Frontline public sector workers have called for stricter controls on alcohol sales and promotions to discourage excessive drinking.
More than three-quarters of 1,000 teachers, nurses, doctors, police and public health consultants surveyed said the government should prevent pubs, bars and clubs from running price promotions that encouraged excessive drinking.
Meanwhile, 94% said customers should always be able to buy alcohol in smaller measures, such as 125ml glasses of wine, according to the joint report from Alcohol Concern, the UK Faculty of Public Health (FPH), the Royal College of Nursing (RCN), and the Royal College of Physicians.

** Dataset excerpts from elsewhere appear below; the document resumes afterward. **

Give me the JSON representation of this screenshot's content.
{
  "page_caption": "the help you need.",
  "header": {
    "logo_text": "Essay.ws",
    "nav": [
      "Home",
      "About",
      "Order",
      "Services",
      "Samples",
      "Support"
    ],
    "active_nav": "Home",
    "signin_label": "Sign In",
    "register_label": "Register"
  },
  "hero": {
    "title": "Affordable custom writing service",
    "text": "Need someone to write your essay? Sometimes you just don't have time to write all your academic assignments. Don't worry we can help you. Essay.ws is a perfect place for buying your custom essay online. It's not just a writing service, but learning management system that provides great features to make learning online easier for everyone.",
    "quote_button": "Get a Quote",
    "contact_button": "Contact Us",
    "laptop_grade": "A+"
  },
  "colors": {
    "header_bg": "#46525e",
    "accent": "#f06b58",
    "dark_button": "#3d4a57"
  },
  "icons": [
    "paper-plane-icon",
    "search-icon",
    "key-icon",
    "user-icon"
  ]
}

In addition, 94% said information on total units per drink should always be provided wherever alcohol is sold, and 96% thought all premises selling alcohol should operate a proof-of-age scheme.

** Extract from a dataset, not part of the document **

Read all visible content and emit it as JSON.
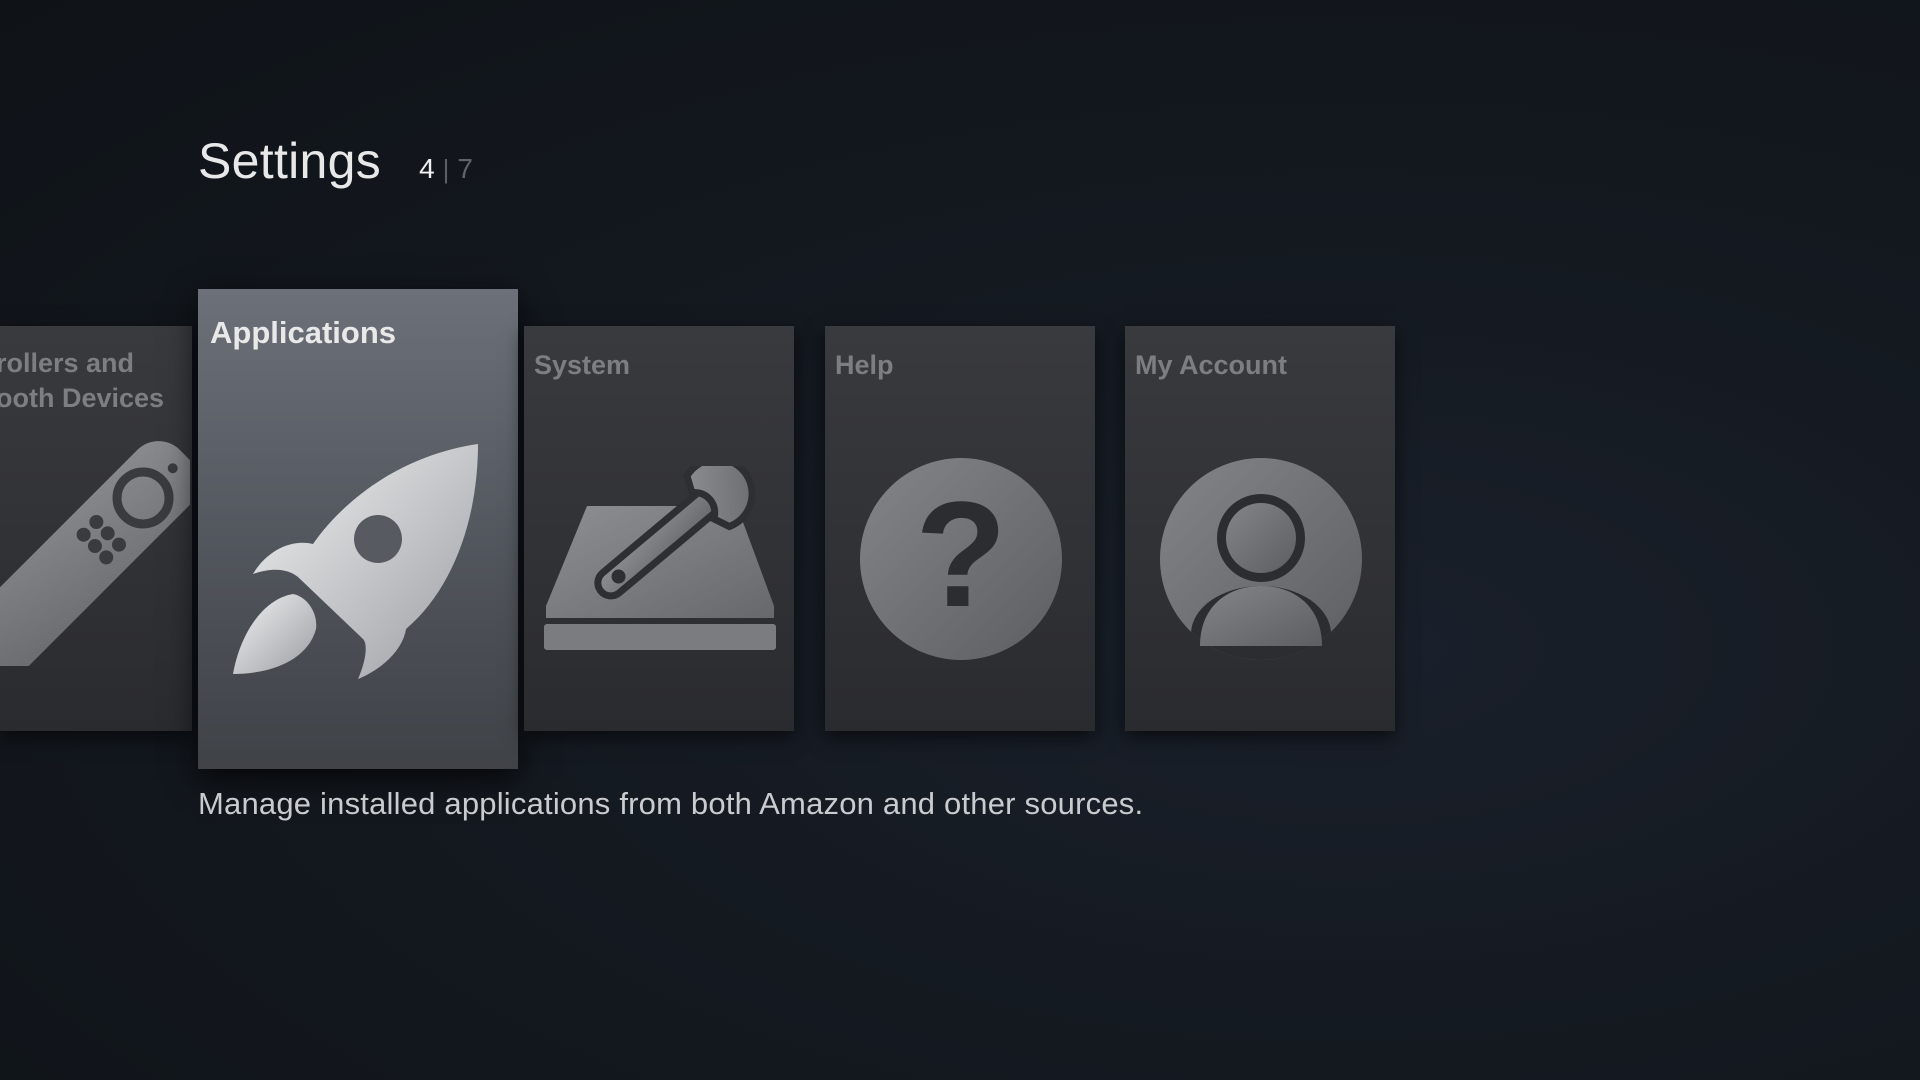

The survey was carried out in response to the Home Office’s proposed code for alcohol sales, Safe, Sensible, Social: Selling Alcohol Responsibly, which closes for consultation today.
Clampdown on all you can drink promotions
The code, published in May, outlines “mandatory conditions” including the prevention of “irresponsible” promotions, such as “all you can drink for £10”, and a requirement that the smallest standard measures be made available to prevent the automatic selling of doubles or large glasses of wine.
Alcohol Concern chief executive Don Shenker said frontline public sector workers had “had enough of government policy that appeases the alcohol industry instead of directly tackling problems”.
RCN chief executive Peter Carter said alcohol misuse was “our national disgrace”, and said nurses saw the “devastating effect that alcohol has in blighting the lives of young and old alike”.
And from FPH president Professor Alan Maryon-Davis came a warning of the “huge burden” on public services caused by cheap drink.
“Government must act… to ease the pressure on resources,” he said. “If not, the battle is going to get even tougher – and the costs will rise even higher.”
A fifth of all violent crime occurs in and around licensed premises, according to the 2006/07 British Crime Survey, while 70% of weekend attendances at accident and emergency departments between midnight and 5am may be alcohol related.